BANJARMASIN - Hasil pemungutan suara ulang (PSU) Pilgub Kalsel tuntas kemarin petang. Hasilnya, pasangan calon Gubernur dan Wakil Gubernur Kalsel nomor urut 1 Sahbirin Noor-Muhidin unggul dengan perolehan sebanyak 119.252 suara.

Pasangan ini mengungguli rival mereka paslon 2 Denny Indrayana-Difriadi. Calon penantang ini hanya memperoleh sebanyak 57.067 suara. Selisih suara keduanya cukup mencolok: 62.185 suara.

Padahal, pasca putusan Mahkamah Konstitusi (MK) lalu, Denny sempat unggul dengan selisih 22.289 suara. Namun perolehan suara kedua paslon berubah drastis setelah PSU. Ironisnya, pemilihan ulang bahkan hanya menggerus suara pemilih Denny Indrayana pada Pilkada 9 Desember 2020 lalu.

Contohnya di Kecamatan Banjarmasin Selatan. Sebelum putusan MK, paslon 1 kala itu hanya memperoleh sebanyak 28.950 suara. Namun saat PSU, perolehan suara pasangan dengan tagline Pamanbirinmu ini malah berlipat ganda sebanyak 47.072 suara.

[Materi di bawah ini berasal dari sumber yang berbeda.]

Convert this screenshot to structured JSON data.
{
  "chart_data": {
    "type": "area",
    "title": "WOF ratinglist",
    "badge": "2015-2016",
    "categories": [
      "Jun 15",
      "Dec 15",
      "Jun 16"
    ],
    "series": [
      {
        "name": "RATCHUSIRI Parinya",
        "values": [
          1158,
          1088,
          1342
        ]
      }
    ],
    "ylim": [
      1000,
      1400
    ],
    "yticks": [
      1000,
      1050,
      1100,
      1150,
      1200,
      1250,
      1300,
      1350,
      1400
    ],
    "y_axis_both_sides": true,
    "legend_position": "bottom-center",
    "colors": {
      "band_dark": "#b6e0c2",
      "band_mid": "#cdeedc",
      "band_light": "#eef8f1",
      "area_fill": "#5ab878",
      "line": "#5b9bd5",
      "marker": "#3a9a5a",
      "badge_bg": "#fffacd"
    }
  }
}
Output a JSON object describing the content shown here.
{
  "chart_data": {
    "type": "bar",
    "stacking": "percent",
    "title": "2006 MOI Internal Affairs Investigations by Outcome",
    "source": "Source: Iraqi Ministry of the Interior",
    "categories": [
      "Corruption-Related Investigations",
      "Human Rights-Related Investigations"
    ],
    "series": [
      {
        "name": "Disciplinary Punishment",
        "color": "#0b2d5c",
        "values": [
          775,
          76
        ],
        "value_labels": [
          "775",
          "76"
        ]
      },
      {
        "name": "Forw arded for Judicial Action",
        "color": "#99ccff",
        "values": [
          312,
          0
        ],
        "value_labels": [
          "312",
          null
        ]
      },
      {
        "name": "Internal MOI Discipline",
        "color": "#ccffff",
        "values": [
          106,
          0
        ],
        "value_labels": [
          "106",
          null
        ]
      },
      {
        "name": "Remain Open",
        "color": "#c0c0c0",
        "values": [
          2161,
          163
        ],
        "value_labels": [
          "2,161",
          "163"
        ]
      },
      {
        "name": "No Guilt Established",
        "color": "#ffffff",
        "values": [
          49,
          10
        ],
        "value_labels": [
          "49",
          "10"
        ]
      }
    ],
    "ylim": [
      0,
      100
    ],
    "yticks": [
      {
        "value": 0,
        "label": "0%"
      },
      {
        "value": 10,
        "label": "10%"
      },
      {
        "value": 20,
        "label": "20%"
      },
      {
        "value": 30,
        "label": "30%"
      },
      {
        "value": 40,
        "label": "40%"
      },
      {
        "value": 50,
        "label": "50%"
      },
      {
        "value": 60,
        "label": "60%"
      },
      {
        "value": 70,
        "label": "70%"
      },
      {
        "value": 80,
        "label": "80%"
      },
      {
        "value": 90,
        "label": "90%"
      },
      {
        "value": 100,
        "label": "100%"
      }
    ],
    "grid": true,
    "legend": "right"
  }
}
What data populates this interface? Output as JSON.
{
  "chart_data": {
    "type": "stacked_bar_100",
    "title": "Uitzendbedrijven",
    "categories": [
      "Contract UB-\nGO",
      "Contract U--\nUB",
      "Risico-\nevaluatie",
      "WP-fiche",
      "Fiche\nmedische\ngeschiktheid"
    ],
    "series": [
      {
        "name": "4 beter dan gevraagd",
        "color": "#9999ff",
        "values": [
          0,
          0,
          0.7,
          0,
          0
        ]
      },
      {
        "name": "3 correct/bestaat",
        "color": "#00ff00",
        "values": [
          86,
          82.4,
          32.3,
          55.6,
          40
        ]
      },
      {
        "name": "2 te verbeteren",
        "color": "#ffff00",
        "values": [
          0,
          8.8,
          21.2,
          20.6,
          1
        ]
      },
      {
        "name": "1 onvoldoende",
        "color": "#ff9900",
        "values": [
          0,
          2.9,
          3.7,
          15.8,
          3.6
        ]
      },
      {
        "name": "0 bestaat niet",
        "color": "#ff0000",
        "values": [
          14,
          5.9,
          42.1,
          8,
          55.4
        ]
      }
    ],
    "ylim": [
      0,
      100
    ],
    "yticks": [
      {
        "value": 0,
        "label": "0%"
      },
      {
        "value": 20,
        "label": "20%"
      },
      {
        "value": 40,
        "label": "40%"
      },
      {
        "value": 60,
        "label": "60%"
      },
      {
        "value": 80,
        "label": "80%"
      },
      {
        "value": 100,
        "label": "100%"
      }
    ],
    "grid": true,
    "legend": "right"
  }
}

Bagaimana dengan perolehan suara Denny-Difri di sini? Sebelum putusan MK, pasangan dengan tagline H2D ini mendapat sebanyak 26.724 suara. Pada PSU lalu, mereka hanya memperoleh sebanyak 23.773 suara.

Denny-Difri juga harus kehilangan suara yang cukup banyak di lima kecamatan Kabupaten Banjar. Sebelum PSU, pasangan ini memperoleh sebanyak 42.024 suara. Namun, saat PSU tadi sesuai aplikasi Sirekap KPU, mereka hanya memperoleh sebanyak 32.886 suara atau malah kehilangan sebanyak 9.138 suara.